Glossary · UK
What is Open-Ended Investment Company (OEIC)?
A UK collective investment fund structured as a company rather than a trust, whose share price is based directly on the value of its underlying assets, with shares created and cancelled as money flows in and out.
Full Definition
An Open-Ended Investment Company (OEIC) is a type of collective investment fund structured under company law rather than trust law, in which investors buy shares in the OEIC itself, and the value of each share is directly linked to the net asset value of the fund's underlying investments divided by the number of shares in issue. Like a unit trust, an OEIC is open-ended, meaning new shares are created when investors put in new money and existing shares are cancelled when investors withdraw, so the fund's size grows and shrinks with demand, and the share price tracks the underlying asset value closely, in contrast to a closed-ended investment trust, whose fixed number of shares trade on a stock exchange at a price set by ongoing buying and selling, which can drift to a premium or discount above or below the underlying asset value.

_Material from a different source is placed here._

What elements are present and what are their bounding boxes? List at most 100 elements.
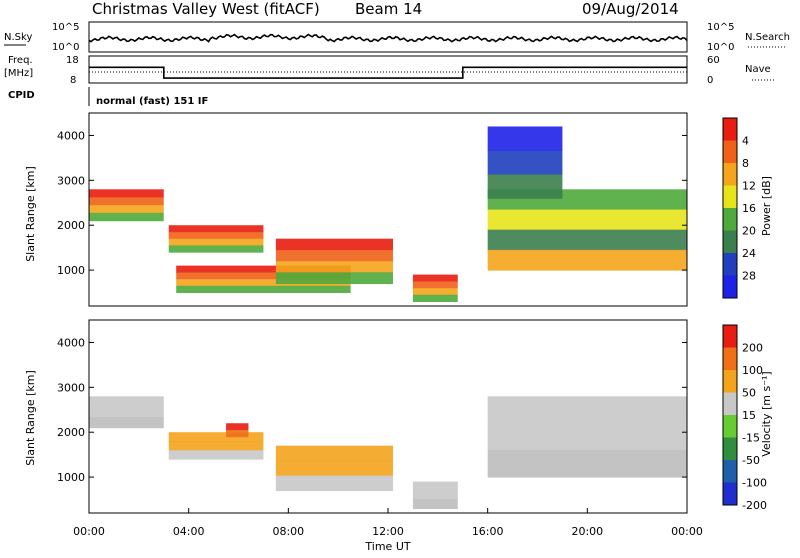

OEICs were introduced in the UK in the late 1990s partly to align UK fund structures more closely with the company-based fund structures common in continental Europe, and many older unit trusts have since converted into OEICs, though the underlying investor experience -- pooling money with other investors, professional fund management, and daily single-point pricing -- is very similar between the two structures. OEICs are regulated by the Financial Conduct Authority, are usually structured as an "umbrella" company containing several sub-funds with different investment objectives (for example a UK equity sub-fund and a global bond sub-fund) under one overall legal entity, and can be held within tax wrappers such as a Stocks and Shares ISA or a SIPP in the same way as a unit trust or investment trust.